Der dänische Schriftsteller Jonas Eika ist für seinen Erzählungsband Nach der Sonne/Efter solen“ 2019 schon mit dem Literaturpreis des Nordischen Rats ausgezeichnet worden. In seinen Storys, die auch, aber bei Weitem nicht nur von schwulen Liebschaften und Sex handeln, spielt Eika oft auf große, globalpolitische Themen an – in „Alvin“ etwa geht es um Derivatehandel und das Jetset-Leben, in „Bad Mexican Dog“ um Tourismus und Ausbeutung. Inhaltlich wirkt das zum Teil überladen, die Stoffe gäben für sich genommen Romane her, sprachlich ist Nach der Sonne“ dicht, ergreifend, poetisch; und die Beschreibung der Sexualität ist angenehm klischeefrei.

Wie Eika ist auch die chinesische Autorin Fang Fang alles andere als eine Unbekannte, sie hat in „Wuhan Diary“ über den Ausbruch des Coronavirus und den ersten Lockdown berichtet. „Weiches Begräbnis“ handelt von den Folgen der chinesischen Bodenreformkampagne, bei der zwischen 1950 und 1952 mehrere Millionen Menschen getötet wurden. Fang Fang erzählt aus der Sicht einer Frau, die während dieser Zeit von einem Arzt vorm Ertrinken gerettet wird.

Die Erzählerin hat eine Amnesie, das Vergessen schützt sie zunächst, doch ihr Sohn rollt die Geschichte wieder auf. So politisch dieser Stoff ist (nachdem es zunächst gefeiert wurde, wurde das Buch in China vom Markt genommen), so politisch ist jede Nominierung dieser Autorin für einen Preis im Ausland. In China hat sie inzwischen Publikationsverbot.

Muslima und queer

Der Debütroman der algerisch-französischen Autorin Fatima Daas hinterlässt dagegen einen gemischten Eindruck: Eine junge, queere Frau – ihr eigenes Alias – setzt sich darin mit den Widersprüchen zwischen dem patriarchalen muslimischen Glauben und ihrer eigenen Sexualität auseinander. Fatima Daas findet einen tollen Duktus, allerdings würde man ihrer Erzählerin gern mal ein paar Klassiker der Religionskritik reichen oder ihr empfehlen, die unterdrückerischen Strukturen im Islam stärker zu thematisieren.

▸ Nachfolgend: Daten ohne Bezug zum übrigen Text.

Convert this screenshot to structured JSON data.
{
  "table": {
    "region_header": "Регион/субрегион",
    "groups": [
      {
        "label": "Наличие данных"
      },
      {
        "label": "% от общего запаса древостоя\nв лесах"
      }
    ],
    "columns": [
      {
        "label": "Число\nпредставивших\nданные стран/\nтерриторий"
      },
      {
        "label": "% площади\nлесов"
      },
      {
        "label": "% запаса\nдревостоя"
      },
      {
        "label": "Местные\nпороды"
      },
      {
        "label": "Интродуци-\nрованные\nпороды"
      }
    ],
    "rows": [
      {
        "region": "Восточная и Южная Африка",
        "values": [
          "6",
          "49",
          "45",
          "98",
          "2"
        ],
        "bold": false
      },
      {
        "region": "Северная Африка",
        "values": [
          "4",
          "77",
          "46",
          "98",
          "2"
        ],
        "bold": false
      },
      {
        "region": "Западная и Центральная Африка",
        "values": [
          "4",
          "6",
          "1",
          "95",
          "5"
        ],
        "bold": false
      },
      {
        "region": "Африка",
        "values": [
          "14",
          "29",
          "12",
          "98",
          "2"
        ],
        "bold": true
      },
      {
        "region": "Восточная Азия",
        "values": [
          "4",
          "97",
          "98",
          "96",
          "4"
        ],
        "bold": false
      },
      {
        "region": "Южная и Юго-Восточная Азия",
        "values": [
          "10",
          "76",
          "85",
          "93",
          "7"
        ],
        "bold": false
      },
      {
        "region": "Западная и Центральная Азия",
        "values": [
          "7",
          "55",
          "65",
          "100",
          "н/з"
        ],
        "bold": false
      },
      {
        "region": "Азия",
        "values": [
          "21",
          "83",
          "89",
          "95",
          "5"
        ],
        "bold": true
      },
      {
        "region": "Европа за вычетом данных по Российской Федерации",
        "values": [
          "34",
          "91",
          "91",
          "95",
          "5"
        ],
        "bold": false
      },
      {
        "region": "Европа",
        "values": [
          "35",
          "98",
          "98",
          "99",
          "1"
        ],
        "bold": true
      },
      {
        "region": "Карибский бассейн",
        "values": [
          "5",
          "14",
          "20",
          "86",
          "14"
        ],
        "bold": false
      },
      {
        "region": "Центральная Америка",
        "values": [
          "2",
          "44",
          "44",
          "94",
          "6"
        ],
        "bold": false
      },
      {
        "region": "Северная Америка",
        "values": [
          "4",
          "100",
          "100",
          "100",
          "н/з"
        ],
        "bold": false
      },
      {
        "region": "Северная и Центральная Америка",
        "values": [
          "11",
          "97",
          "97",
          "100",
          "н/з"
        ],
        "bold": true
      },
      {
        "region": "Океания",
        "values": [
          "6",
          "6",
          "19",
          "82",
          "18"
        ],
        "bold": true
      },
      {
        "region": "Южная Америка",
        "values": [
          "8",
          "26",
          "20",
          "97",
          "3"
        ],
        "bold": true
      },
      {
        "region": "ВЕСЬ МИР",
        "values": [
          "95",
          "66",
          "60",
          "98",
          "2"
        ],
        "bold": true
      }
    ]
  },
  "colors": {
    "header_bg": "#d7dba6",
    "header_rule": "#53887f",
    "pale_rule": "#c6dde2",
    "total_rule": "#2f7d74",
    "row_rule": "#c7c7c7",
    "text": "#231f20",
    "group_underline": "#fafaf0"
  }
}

Anders in Ava Farmehris Roman „Im düstern Wald werden unsere Leiber hängen“, der Ende der Neunziger in Iran spielt und von einer zum Tod verurteilten zwanzigjährigen Frau handelt, die während der Islamischen Revolution „in Gefangenschaft geboren“ wird und doch einfach nur in Freiheit leben will. Hier dringt eingangs die Wut der jungen Frau gegenüber dem Regime durch jede Zeile hindurch. Ihr Leben, so liest man, wurde Erzählerin Sheyda schon genommen, bevor sie zum Tode verurteilt wurde. Die Autorin ist im Nahen Osten aufgewachsen (wo genau, lässt sie offen), sie lebt heute in Kanada und schreibt unter Pseudonym.

Komplettiert wird die Shortlist von Jenny Offills allseits gefeiertem Roman „Wetter“, bei dem die Ich-Erzählerin sich den Auswirkungen des Klimawandels mehr und mehr gewahr wird – um gegen Ende zur Prepperin zu werden. Ein Buch über die Sehnsucht nach einer klima- und gesellschaftspolitischen Zäsur, nach Orientierung, Neuorientierung.

Es ist alles in allem eine starke Vorauswahl, die die siebenköpfige Jury getroffen hat, gänzlich unverständliche Entscheidungen sind nicht dabei. Erzählerisch und sprachlich sind alle Titel auf hohem Niveau, inklusive der Übersetzungen – den Preis werden sich Au­to­r:in (20.000 Euro) und Über­set­ze­r:in (15.000 Euro) teilen. Verliehen wird er am 30. Juni, dann hoffentlich auch mit Publikum (das HKW öffnet am 27. Mai wieder).

Bis dahin taugt diese Shortlist gut als Leseliste.